Permanently Deleted

  • Crucible [he/him]
    ·
    1 year ago

    If the one time they picked the right side to fight on was an 'intervention' then all the other 'interventions' in Vietnam, Korea, Iraq, Afghanistan, etc. are definitely the right choices, too

  • conditional_soup@lemm.ee
    ·
    1 year ago

    And what was Germany going to do about it? Send some u-boats over the Atlantic to sink a few ships on our east coast? Frankly, the US could have cooled its heels and done nothing about it. The Atlantic is a pretty non-trivial barrier, and this was before anyone had the heavy lifter aircraft we use today to move lots of troops quickly. More than that, while the US had established supply chains and production lines for building cargo ships fast (we'd been sending cargo ships to England, and the strategy that beat the u-boats was just literally sending more ships than they could sink), which was how we were able to invade and have logistics to support the invasion. Germany didn't have that production capacity spun up, and was broadly successful at having land-based logistics chains, but didn't have much naval logistics to speak of by then. They couldn't even make it across the English channel and essentially turned to siege tactics against England. There was practically a 0% chance Germany would have been able to do much more than the occasional bombing run or sinking some ships.
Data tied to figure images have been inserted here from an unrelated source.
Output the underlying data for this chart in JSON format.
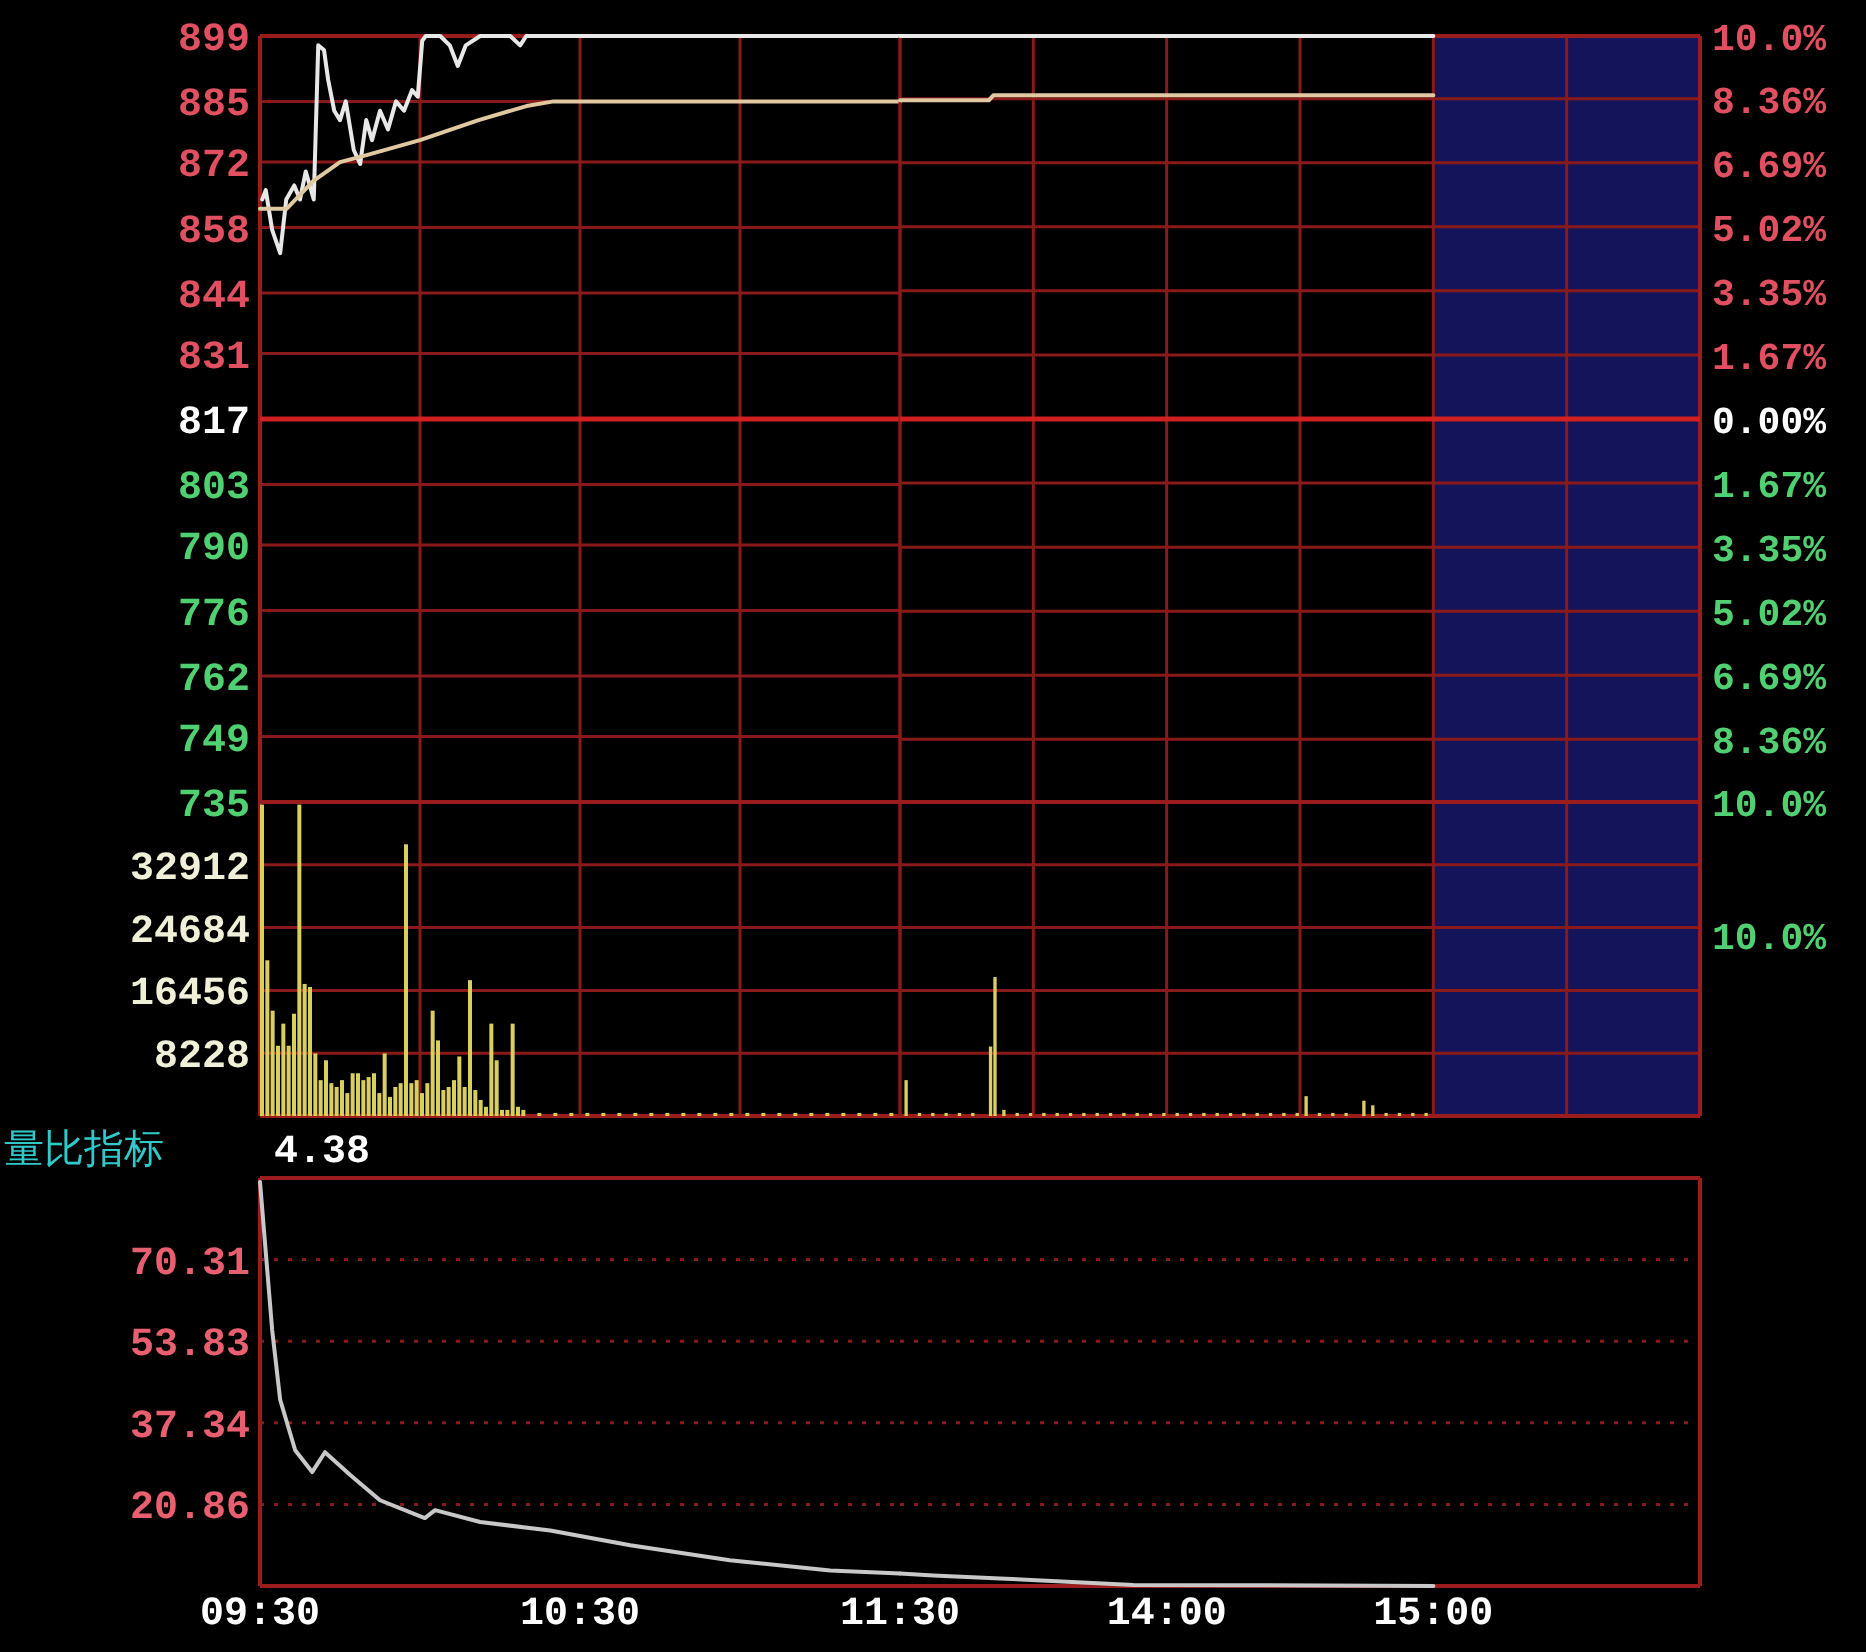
{
  "chart_data": [
    {
      "type": "line",
      "xlim": [
        9.5,
        11.5
      ],
      "xticks": [
        9.5,
        10,
        10.5,
        11,
        11.5
      ],
      "ylim": [
        735,
        899
      ],
      "yticks": [
        899,
        885,
        872,
        858,
        844,
        831,
        817,
        803,
        790,
        776,
        762,
        749,
        735
      ],
      "grid": true,
      "tick_labels": "y",
      "ref_lines": [
        {
          "axis": "y",
          "value": 817,
          "color": "#d02020"
        }
      ],
      "series": [
        {
          "color": "#e8e8e8",
          "x": [
            9.507,
            9.518,
            9.538,
            9.563,
            9.582,
            9.607,
            9.625,
            9.643,
            9.668,
            9.682,
            9.7,
            9.713,
            9.732,
            9.75,
            9.768,
            9.793,
            9.813,
            9.832,
            9.85,
            9.875,
            9.9,
            9.925,
            9.95,
            9.975,
            9.993,
            10.007,
            10.018,
            10.063,
            10.093,
            10.118,
            10.143,
            10.188,
            10.282,
            10.313,
            10.332,
            11.5
          ],
          "values": [
            864,
            866,
            857.5,
            852.5,
            864,
            867,
            864,
            870,
            864,
            897,
            896,
            889.6,
            883,
            881,
            885,
            874.6,
            871.6,
            881,
            876.7,
            883,
            879,
            885,
            883,
            887.4,
            886,
            898,
            899,
            899,
            897,
            892.6,
            897,
            899,
            899,
            897,
            899,
            899
          ]
        },
        {
          "color": "#e0c8a0",
          "x": [
            9.5,
            9.583,
            9.667,
            9.75,
            9.833,
            10,
            10.183,
            10.333,
            10.417,
            11.5
          ],
          "values": [
            862,
            862,
            868,
            872,
            873.5,
            876.7,
            881,
            884,
            885,
            885
          ]
        }
      ]
    },
    {
      "type": "line",
      "xlim": [
        13,
        16
      ],
      "xticks": [
        13,
        13.5,
        14,
        14.5,
        15,
        15.5,
        16
      ],
      "y2lim": [
        -10,
        10
      ],
      "y2ticks": [
        {
          "value": 10,
          "label": "10.0%"
        },
        {
          "value": 8.36,
          "label": "8.36%"
        },
        {
          "value": 6.69,
          "label": "6.69%"
        },
        {
          "value": 5.02,
          "label": "5.02%"
        },
        {
          "value": 3.35,
          "label": "3.35%"
        },
        {
          "value": 1.67,
          "label": "1.67%"
        },
        {
          "value": 0,
          "label": "0.00%"
        },
        {
          "value": -1.67,
          "label": "1.67%"
        },
        {
          "value": -3.35,
          "label": "3.35%"
        },
        {
          "value": -5.02,
          "label": "5.02%"
        },
        {
          "value": -6.69,
          "label": "6.69%"
        },
        {
          "value": -8.36,
          "label": "8.36%"
        },
        {
          "value": -10,
          "label": "10.0%"
        }
      ],
      "grid": true,
      "tick_labels": "y",
      "ref_lines": [
        {
          "axis": "y2",
          "value": 0,
          "color": "#d02020"
        }
      ],
      "bands": [
        {
          "axis": "x",
          "from": 15,
          "to": 16,
          "color": "#14145a"
        }
      ],
      "series": [
        {
          "color": "#e8e8e8",
          "axis": "y2",
          "x": [
            13,
            15
          ],
          "values": [
            10,
            10
          ]
        },
        {
          "color": "#e0c8a0",
          "axis": "y2",
          "x": [
            13,
            13.333,
            13.35,
            15
          ],
          "values": [
            8.32,
            8.32,
            8.45,
            8.45
          ]
        }
      ]
    },
    {
      "type": "bar",
      "xlim": [
        9.5,
        11.5
      ],
      "xticks": [
        9.5,
        10,
        10.5,
        11,
        11.5
      ],
      "ylim": [
        0,
        41140
      ],
      "yticks": [
        8228,
        16456,
        24684,
        32912
      ],
      "grid": true,
      "tick_labels": "y",
      "color": "#d8cf5c",
      "x": [
        9.5,
        9.5167,
        9.5333,
        9.55,
        9.5667,
        9.5833,
        9.6,
        9.6167,
        9.6333,
        9.65,
        9.6667,
        9.6833,
        9.7,
        9.7167,
        9.7333,
        9.75,
        9.7667,
        9.7833,
        9.8,
        9.8167,
        9.8333,
        9.85,
        9.8667,
        9.8833,
        9.9,
        9.9167,
        9.9333,
        9.95,
        9.9667,
        9.9833,
        10,
        10.0167,
        10.0333,
        10.05,
        10.0667,
        10.0833,
        10.1,
        10.1167,
        10.1333,
        10.15,
        10.1667,
        10.1833,
        10.2,
        10.2167,
        10.2333,
        10.25,
        10.2667,
        10.2833,
        10.3,
        10.3167,
        10.3667,
        10.4167,
        10.4667,
        10.5167,
        10.5667,
        10.6167,
        10.6667,
        10.7167,
        10.7667,
        10.8167,
        10.8667,
        10.9167,
        10.9667,
        11.0167,
        11.0667,
        11.1167,
        11.1667,
        11.2167,
        11.2667,
        11.3167,
        11.3667,
        11.4167,
        11.4667
      ],
      "values": [
        40800,
        20400,
        13800,
        9200,
        12100,
        9200,
        13400,
        40800,
        17300,
        16900,
        8200,
        4700,
        7300,
        4300,
        3800,
        4700,
        3000,
        5600,
        5600,
        4700,
        5100,
        5600,
        3000,
        8200,
        2500,
        3800,
        4300,
        35600,
        4300,
        4700,
        3000,
        4300,
        13800,
        9900,
        3400,
        3800,
        4700,
        7800,
        3800,
        17800,
        3400,
        2100,
        1200,
        12100,
        7300,
        800,
        800,
        12100,
        1200,
        800,
        400,
        400,
        400,
        400,
        400,
        400,
        400,
        400,
        400,
        400,
        400,
        400,
        400,
        400,
        400,
        400,
        400,
        400,
        400,
        400,
        400,
        400,
        400
      ]
    },
    {
      "type": "bar",
      "xlim": [
        13,
        16
      ],
      "xticks": [
        13,
        13.5,
        14,
        14.5,
        15,
        15.5,
        16
      ],
      "ylim": [
        0,
        41140
      ],
      "yticks": [
        {
          "value": 8228,
          "label": null
        },
        {
          "value": 16456,
          "label": null
        },
        {
          "value": 24684,
          "label": null
        },
        {
          "value": 32912,
          "label": null
        }
      ],
      "grid": true,
      "tick_labels": false,
      "bands": [
        {
          "axis": "x",
          "from": 15,
          "to": 16,
          "color": "#14145a"
        }
      ],
      "annotations": [
        "10.0%"
      ],
      "color": "#d8cf5c",
      "x": [
        13.0167,
        13.0667,
        13.1167,
        13.1667,
        13.2167,
        13.2667,
        13.3333,
        13.35,
        13.3833,
        13.4333,
        13.4833,
        13.5333,
        13.5833,
        13.6333,
        13.6833,
        13.7333,
        13.7833,
        13.8333,
        13.8833,
        13.9333,
        13.9833,
        14.0333,
        14.0833,
        14.1333,
        14.1833,
        14.2333,
        14.2833,
        14.3333,
        14.3833,
        14.4333,
        14.4833,
        14.5167,
        14.5667,
        14.6167,
        14.6667,
        14.7333,
        14.7667,
        14.8167,
        14.8667,
        14.9167,
        14.9667
      ],
      "values": [
        4700,
        400,
        400,
        400,
        400,
        400,
        9100,
        18200,
        800,
        400,
        400,
        400,
        400,
        400,
        400,
        400,
        400,
        400,
        400,
        400,
        400,
        400,
        400,
        400,
        400,
        400,
        400,
        400,
        400,
        400,
        400,
        2600,
        400,
        400,
        400,
        2000,
        1400,
        400,
        400,
        400,
        400
      ]
    },
    {
      "type": "line",
      "title": "量比指标",
      "annotations": [
        "4.38"
      ],
      "xlim": [
        9.5,
        11.5
      ],
      "xticks": [
        {
          "value": 9.5,
          "label": "09:30"
        },
        {
          "value": 10.5,
          "label": "10:30"
        },
        {
          "value": 11.5,
          "label": "11:30"
        }
      ],
      "ylim": [
        4.38,
        86.79
      ],
      "yticks": [
        20.86,
        37.34,
        53.83,
        70.31
      ],
      "grid": "y",
      "series": [
        {
          "color": "#c8c8c8",
          "x": [
            9.5,
            9.538,
            9.563,
            9.61,
            9.663,
            9.703,
            9.782,
            9.875,
            10.015,
            10.047,
            10.188,
            10.407,
            10.657,
            10.968,
            11.282,
            11.5
          ],
          "values": [
            86,
            56.1,
            42,
            31.8,
            27.4,
            31.4,
            26.8,
            21.7,
            18.1,
            19.7,
            17.3,
            15.6,
            12.6,
            9.6,
            7.5,
            6.9
          ]
        }
      ]
    },
    {
      "type": "line",
      "xlim": [
        13,
        16
      ],
      "xticks": [
        {
          "value": 14,
          "label": "14:00"
        },
        {
          "value": 15,
          "label": "15:00"
        }
      ],
      "ylim": [
        4.38,
        86.79
      ],
      "yticks": [
        {
          "value": 20.86,
          "label": null
        },
        {
          "value": 37.34,
          "label": null
        },
        {
          "value": 53.83,
          "label": null
        },
        {
          "value": 70.31,
          "label": null
        }
      ],
      "grid": "y",
      "tick_labels": "x",
      "series": [
        {
          "color": "#c8c8c8",
          "x": [
            13,
            13.125,
            13.375,
            13.875,
            15
          ],
          "values": [
            6.9,
            6.5,
            5.9,
            4.6,
            4.4
          ]
        }
      ]
    }
  ]
}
Japan was a much more realistic threat based on their existing military infrastructure, and they, indeed, did manage a brief and kinda sad invasion of US soil (spoiler alert: the Aleutian archipelago in Alaska). Basically, the leadership in the US had been looking for an excuse to get into the European front for a while, and Japan (and Germany's inevitable declaration afterward) finally gave them what they were looking for.